As already mentioned, the last confirmed sighting of Wilde seems to have been at
Collapsible D by Second Officer Lightoller, when he refused the Chief's orders to leave in
Collapsible D. It would certainly be reasonable to believe that Wilde remained in the forward area, assisting with the remaining two collapsible boats as much as possible, but there is no way to be certain. He could have run off to attend to something else entirely that we don't know about. So many of the people who were in that area of the ship did not survive, and most of those who did were not familiar enough with the officers to know who they were seeing.
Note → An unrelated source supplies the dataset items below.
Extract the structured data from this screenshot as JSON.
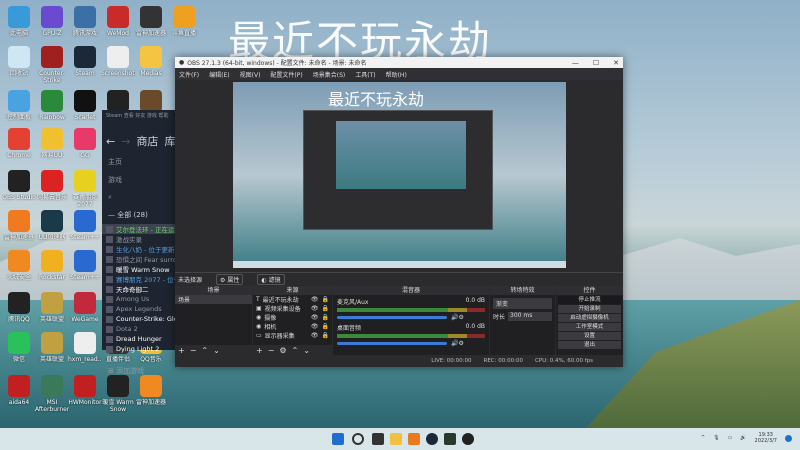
{
  "watermark": "最近不玩永劫",
  "desktop_icons": [
    {
      "label": "此电脑",
      "color": "#3a9ad9"
    },
    {
      "label": "GPU-Z",
      "color": "#6a4ad0"
    },
    {
      "label": "腾讯游戏",
      "color": "#3b6fa8"
    },
    {
      "label": "WeMod",
      "color": "#c92a2a"
    },
    {
      "label": "雷神加速器",
      "color": "#333"
    },
    {
      "label": "斗鱼直播",
      "color": "#f0a020"
    },
    {
      "label": "回收站",
      "color": "#cfe6f5"
    },
    {
      "label": "Counter-Strike",
      "color": "#a02020"
    },
    {
      "label": "Steam",
      "color": "#1b2838"
    },
    {
      "label": "Screenshots",
      "color": "#eee"
    },
    {
      "label": "Medias",
      "color": "#f5c542"
    },
    {
      "label": "控制面板",
      "color": "#49a3e0"
    },
    {
      "label": "Rainbow",
      "color": "#2a8a3a"
    },
    {
      "label": "Scarlet",
      "color": "#111"
    },
    {
      "label": "G HUB",
      "color": "#222"
    },
    {
      "label": "Warm Snow",
      "color": "#6a4a2a"
    },
    {
      "label": "Chrome",
      "color": "#e34133"
    },
    {
      "label": "网易UU",
      "color": "#f0c030"
    },
    {
      "label": "GG",
      "color": "#e83a6a"
    },
    {
      "label": "OBS Studio",
      "color": "#222"
    },
    {
      "label": "网易云音乐",
      "color": "#d22"
    },
    {
      "label": "赛博朋克 2077",
      "color": "#e8d020"
    },
    {
      "label": "雷神加速器",
      "color": "#f07a20"
    },
    {
      "label": "UU加速器",
      "color": "#1a3a4a"
    },
    {
      "label": "Steam++",
      "color": "#2a6ad0"
    },
    {
      "label": "火绒安全",
      "color": "#f08a20"
    },
    {
      "label": "Rockstar",
      "color": "#f0b020"
    },
    {
      "label": "Steam++",
      "color": "#2a6ad0"
    },
    {
      "label": "腾讯QQ",
      "color": "#222"
    },
    {
      "label": "英雄联盟",
      "color": "#c0a040"
    },
    {
      "label": "WeGame",
      "color": "#c02a3a"
    },
    {
      "label": "微信",
      "color": "#2ac05a"
    },
    {
      "label": "英雄联盟",
      "color": "#c0a040"
    },
    {
      "label": "hxm_read...",
      "color": "#eee"
    },
    {
      "label": "直播伴侣",
      "color": "#333"
    },
    {
      "label": "QQ音乐",
      "color": "#f0c030"
    },
    {
      "label": "aida64",
      "color": "#c02020"
    },
    {
      "label": "MSI Afterburner",
      "color": "#3a7a5a"
    },
    {
      "label": "HWMonitor",
      "color": "#c02020"
    },
    {
      "label": "暖雪 Warm Snow",
      "color": "#222"
    },
    {
      "label": "雷神加速器",
      "color": "#f08a20"
    }
  ],
  "steam": {
    "tabs": "Steam 查看 好友 游戏 帮助",
    "nav_store": "商店",
    "nav_lib": "库",
    "home": "主页",
    "games": "游戏",
    "section": "— 全部",
    "count": "(28)",
    "games_list": [
      {
        "name": "艾尔登法环 - 正在运行",
        "color": "#6ad36a"
      },
      {
        "name": "激战实录",
        "color": "#8f98a0"
      },
      {
        "name": "生化八奶 - 位于更新队列",
        "color": "#57a0e0"
      },
      {
        "name": "恐惧之间 Fear surrounds",
        "color": "#8f98a0"
      },
      {
        "name": "暖雪 Warm Snow",
        "color": "#fff"
      },
      {
        "name": "赛博朋克 2077 - 位于更新队列",
        "color": "#57a0e0"
      },
      {
        "name": "天命奇御二",
        "color": "#fff"
      },
      {
        "name": "Among Us",
        "color": "#8f98a0"
      },
      {
        "name": "Apex Legends",
        "color": "#8f98a0"
      },
      {
        "name": "Counter-Strike: Global Offensive",
        "color": "#fff"
      },
      {
        "name": "Dota 2",
        "color": "#8f98a0"
      },
      {
        "name": "Dread Hunger",
        "color": "#fff"
      },
      {
        "name": "Dying Light 2",
        "color": "#fff"
      }
    ],
    "add_game": "添加游戏"
  },
  "obs": {
    "title": "OBS 27.1.3 (64-bit, windows) - 配置文件: 未命名 - 场景: 未命名",
    "menu": [
      "文件(F)",
      "编辑(E)",
      "视图(V)",
      "配置文件(P)",
      "场景集合(S)",
      "工具(T)",
      "帮助(H)"
    ],
    "preview_text": "最近不玩永劫",
    "no_source": "未选择源",
    "props": "属性",
    "filters": "滤镜",
    "docks": {
      "scenes": "场景",
      "sources": "来源",
      "mixer": "混音器",
      "transitions": "转场特效",
      "controls": "控件"
    },
    "scene_items": [
      "场景"
    ],
    "source_items": [
      {
        "icon": "T",
        "name": "最近不玩永劫"
      },
      {
        "icon": "▣",
        "name": "视频采集设备"
      },
      {
        "icon": "◉",
        "name": "摄像"
      },
      {
        "icon": "◉",
        "name": "相机"
      },
      {
        "icon": "▭",
        "name": "显示器采集"
      }
    ],
    "mixer": [
      {
        "name": "麦克风/Aux",
        "db": "0.0 dB"
      },
      {
        "name": "桌面音频",
        "db": "0.0 dB"
      }
    ],
    "transition": {
      "type": "渐变",
      "duration_label": "时长",
      "duration": "300 ms"
    },
    "controls": [
      "停止推流",
      "开始录制",
      "启动虚拟摄像机",
      "工作室模式",
      "设置",
      "退出"
    ],
    "status": {
      "live": "LIVE: 00:00:00",
      "rec": "REC: 00:00:00",
      "cpu": "CPU: 0.4%, 60.00 fps"
    }
  },
  "taskbar": {
    "time": "19:33",
    "date": "2022/3/7"
  }
}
I have seen but one reference (with a name of a witness still on the ship at the time attached to it) to Wilde having been washed overboard, but closer examination reveals it is not an actual account, but rather conjecture.
Colonel Archibald Gracie makes a reference to Chief Officer Murdoch and Wilde having been washed overboard in his book:
"Clinch Smith and I got away from this point just before the water reached it and drowned Chief Officer Wilde and First Officer Murdoch, and others who were not successful in effecting a lodgment on the boat as it was swept off the deck."
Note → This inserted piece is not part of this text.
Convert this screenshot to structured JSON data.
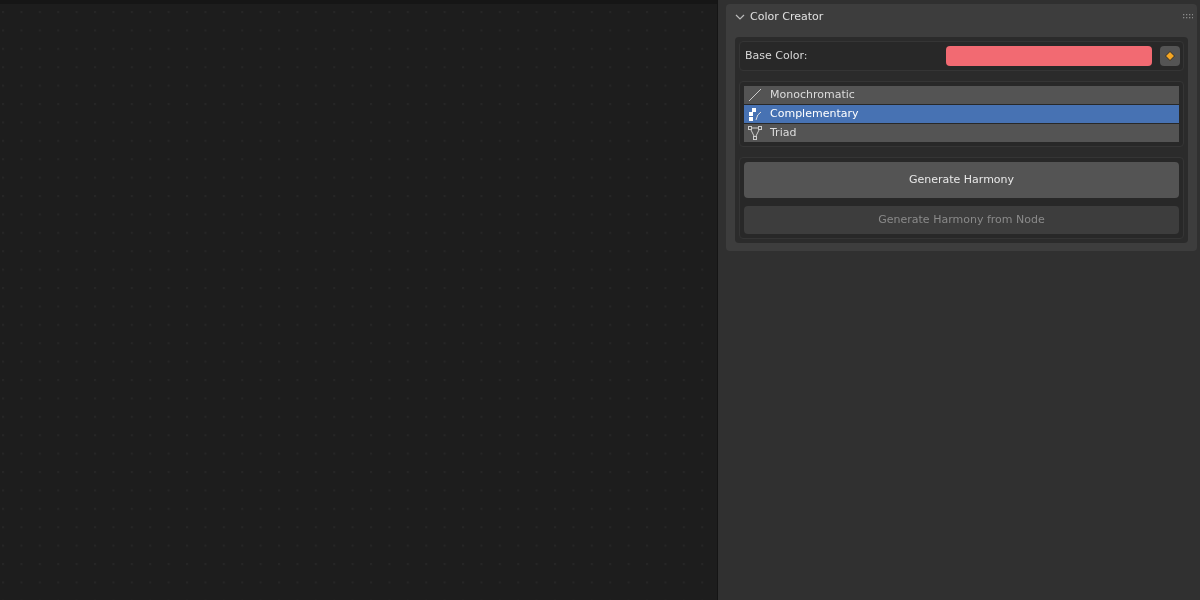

At first glance, it may appear as if
Colonel Gracie is saying that he saw this himself, but later on when addressing whether or not First Officer Murdoch committed suicide, he makes it plain that he did not actually see them washed overboard.
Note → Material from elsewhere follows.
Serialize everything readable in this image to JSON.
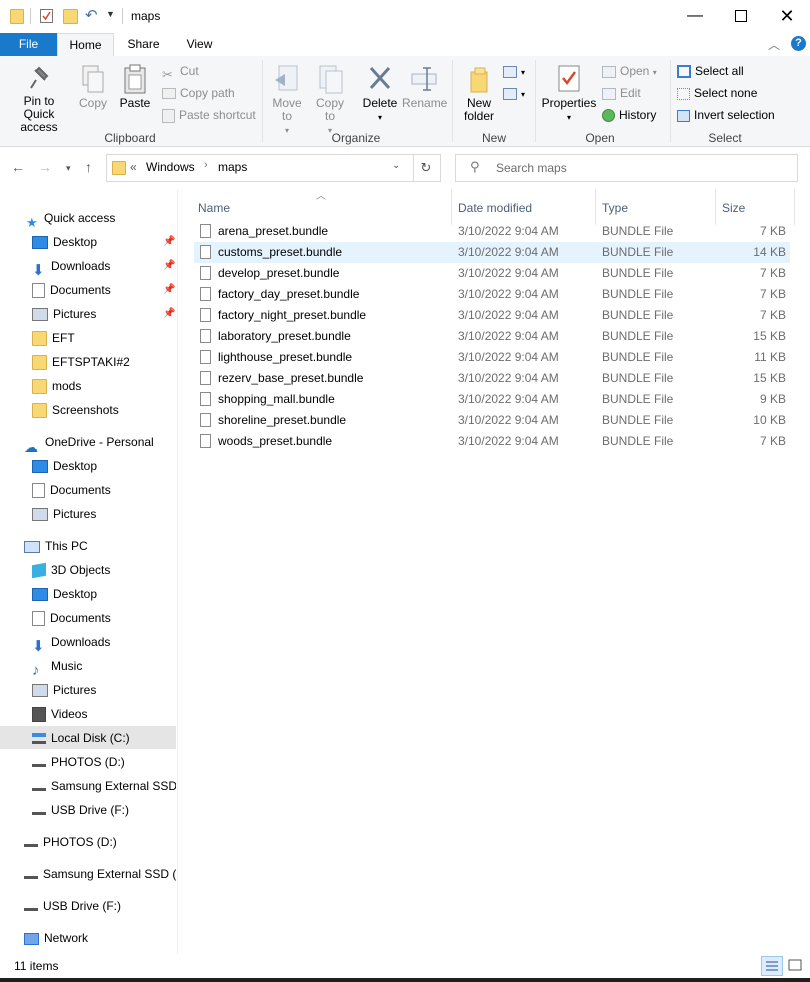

In a few other places in the book he mentions that he did not know the identity of the officers who were working nearby him, but learned of their identities afterwards from someone else. He does the same in his Senate testimony, as far as it relates to First Officer Murdoch. Perhaps his source was Second Officer Lightoller, who the Colonel says told him that he saw Murdoch at the falls right before the Boat Deck plunged under. However, Lightoller himself testified that the last time that he saw Chief Officer Wilde was some time before the sinking.
Here is one of the references that show Gracie did not know who was near
Collapsible A until he was told about it afterwards:
"we crossed over to the starboard quarter of the ship, forward on the same Boat Deck where, as afterwards learned, the officer in command was First Officer Murdoch, who had also done noble work, and was soon thereafter to lose his life."
In the Senate Inquiry,
Colonel Gracie again indicates that he did not see Murdoch for himself, and I do not recall him mentioning Chief Officer Wilde at all in his testimony:
"Officer Lightoller tells me that at the same time he was on the bridge deck, where I have marked it "L", and that the first officer, Murdoch, was about 15 feet away, where you see that boat near the davits there."
In addition to conjecture that he was washed overboard, Wilde has been mentioned as a possible "suspect" as the officer who may have shot himself, if anyone did, but there is no real evidence that makes him any more likely a candidate than the other officers who we know were on the scene. Jack Thayer heard crewmembers on
Collapsible B asking "is the Chief aboard?", but he did not know whether they meant Wilde, Chief Engineer Bell, or
Captain Smith.
Unfortunately, without new information being uncovered, we are unlikely to know for certain what happened to Chief Officer Wilde.